Can you image a group of American marketing people sitting around a conference table trying to come up with a name for a news channel hoping to provide more depth and more perspectives to American consumers.

“Let’s call it Al Jazeera,” suggests one marketing expert.

Proper name: The missing fifth P.

We have worked with hundreds of startups looking for marketing help in all the usual places.

Product? Should we bundle everything together or sell the parts separately?

Place? Should we try to get distribution in supermarket chains or high-end food outlets like Whole Foods?

Price? Should our product be low-priced, premium-priced or somewhere in the middle?

Promotion? What position should the brand occupy? And what media should we use to try to establish that position?

Seldom do we get asked about the most-important issue in marketing. The proper name. That’s an issue we usually have to drag into the discussions.

Every name comes with baggage.

There is no such thing as a perfect brand name. Some names are hard to pronounce. Some names are hard to spell. Some names are too long. Some names are unusable because the website is not available.

And many brand names have built-in perceptions that  may conflict with the position the brand wants to occupy.

Take Diet Coke. Over the past 30 years, the Coca-Cola company has spent millions of dollars advertising the brand with such slogans as:

• 1982: “Just for the taste of it.”
• 1984: “The one of a kind.”
• 1994: “This is refreshment.”
• 1998: “You are what you drink.”
• 2002: “Do what feels good.”
• 2004: “It’s a Diet Coke thing.”
• 2010: “Stay extraordinary.”

Why bother? Most consumers think Diet Coke is regular Coca-Cola without the sugar.

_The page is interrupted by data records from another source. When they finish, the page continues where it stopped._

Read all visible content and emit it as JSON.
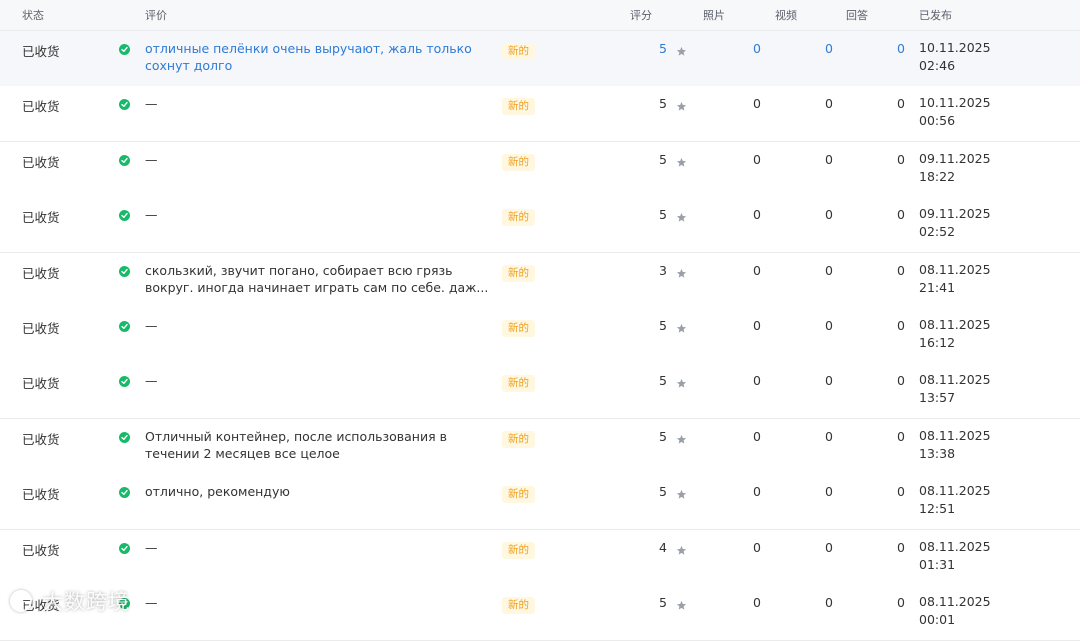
{
  "columns": {
    "status": "状态",
    "review": "评价",
    "rating": "评分",
    "photos": "照片",
    "videos": "视频",
    "replies": "回答",
    "published": "已发布"
  },
  "colors": {
    "accent": "#2f7bd6",
    "success": "#19b96a",
    "badge_text": "#f0a020",
    "badge_bg": "#fff7e0"
  },
  "rows": [
    {
      "status": "已收货",
      "review": "отличные пелёнки очень выручают, жаль только сохнут долго",
      "badge": "新的",
      "rating": "5",
      "photos": "0",
      "videos": "0",
      "replies": "0",
      "date": "10.11.2025",
      "time": "02:46"
    },
    {
      "status": "已收货",
      "review": "—",
      "badge": "新的",
      "rating": "5",
      "photos": "0",
      "videos": "0",
      "replies": "0",
      "date": "10.11.2025",
      "time": "00:56"
    },
    {
      "status": "已收货",
      "review": "—",
      "badge": "新的",
      "rating": "5",
      "photos": "0",
      "videos": "0",
      "replies": "0",
      "date": "09.11.2025",
      "time": "18:22"
    },
    {
      "status": "已收货",
      "review": "—",
      "badge": "新的",
      "rating": "5",
      "photos": "0",
      "videos": "0",
      "replies": "0",
      "date": "09.11.2025",
      "time": "02:52"
    },
    {
      "status": "已收货",
      "review": "скользкий, звучит погано, собирает всю грязь вокруг. иногда начинает играть сам по себе. даж...",
      "badge": "新的",
      "rating": "3",
      "photos": "0",
      "videos": "0",
      "replies": "0",
      "date": "08.11.2025",
      "time": "21:41"
    },
    {
      "status": "已收货",
      "review": "—",
      "badge": "新的",
      "rating": "5",
      "photos": "0",
      "videos": "0",
      "replies": "0",
      "date": "08.11.2025",
      "time": "16:12"
    },
    {
      "status": "已收货",
      "review": "—",
      "badge": "新的",
      "rating": "5",
      "photos": "0",
      "videos": "0",
      "replies": "0",
      "date": "08.11.2025",
      "time": "13:57"
    },
    {
      "status": "已收货",
      "review": "Отличный контейнер, после использования в течении 2 месяцев все целое",
      "badge": "新的",
      "rating": "5",
      "photos": "0",
      "videos": "0",
      "replies": "0",
      "date": "08.11.2025",
      "time": "13:38"
    },
    {
      "status": "已收货",
      "review": "отлично, рекомендую",
      "badge": "新的",
      "rating": "5",
      "photos": "0",
      "videos": "0",
      "replies": "0",
      "date": "08.11.2025",
      "time": "12:51"
    },
    {
      "status": "已收货",
      "review": "—",
      "badge": "新的",
      "rating": "4",
      "photos": "0",
      "videos": "0",
      "replies": "0",
      "date": "08.11.2025",
      "time": "01:31"
    },
    {
      "status": "已收货",
      "review": "—",
      "badge": "新的",
      "rating": "5",
      "photos": "0",
      "videos": "0",
      "replies": "0",
      "date": "08.11.2025",
      "time": "00:01"
    }
  ],
  "watermark": "大数跨境"
}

Pepsi-Cola is following a similar strategy. “Live for now” is why you should drink regular Pepsi and “Love every sip” is why you should drink Diet Pepsi. (Or is it the reverse?)

Two slogans are not more memorable than one. How about bringing back “The Pepsi Generation?”

Bud Light and Budweiser.

Most consumers think light beer is watered-down regular beer.

How do we know that? Because invariably the first brand into a new category becomes the market leader.

Miller Lite was introduced in 1973. Coors Light in 1978 and Bud Light in 1982. How come Miller Lite, the first brand in the category, isn’t the light-beer leader?

Because consumers prefer the No.1 beer, regular or watered-down. Light beer is not a new category.

Then why does Anheuser-Busch run two campaigns? “Grab some Buds” for regular Budweiser and “Here we go” for Bud Light.

The history of diet colas also demonstrates the same phenomenon. In spite of the fact that Diet Pepsi was introduced in 1964 and Diet Coke 18 years later in 1982, Diet Pepsi never became the market leader.

Diet cola is not a new category.

The problem with initials.

The latest marketing trend is the use of initials to make a brand seem “hip.”

• “JCP” instead of JCPenney.
• “DQ” instead of Dairy Queen.
•  “RH” instead of Restoration Hardware.

But just like diet and regular cola, an “initials” name is forever locked with a “name” name.

When consumers see initials, their first thought is, What do those initials stand for? “JCP” only had meaning because consumers associated the initials with JCPenney.

There are many successful brands known by their initials. “AT&T” for American Telephone & Telegraph. “IBM” for International Business Machines. “HP” for Hewlett-Packard. “AARP” for American Association of Retired Persons. “KFC” for Kentucky Fried Chicken.

But name one brand created from scratch with initials only that eventually became a big, successful brand? I can’t think of any.

Then why in the world would Mark Zuckerberg, Bill Gates and Jack Dorsey, three of the most successful entrepreneurs in America, launch a Silicon Valley advocacy group called “FWD.us.”

• Mark Zuckerberg founded Facebook.com. Not FB.com.
• Bill Gates founded Microsoft. Not MS.
• Jack Dorsey founded Twitter.com. Not TW.com.

Sure, “FWD” is slang for “Forward email.” But think about this: That’s true for every set of initials. They stand for something else. Why not use that “something else” as your brand name?

I suspect that sooner or later, the marketing folks at Al Jazeera America will try to solve their positioning problem by call the channel “AJA.”

By the way, the first spot for FWD.us was created by SS+K.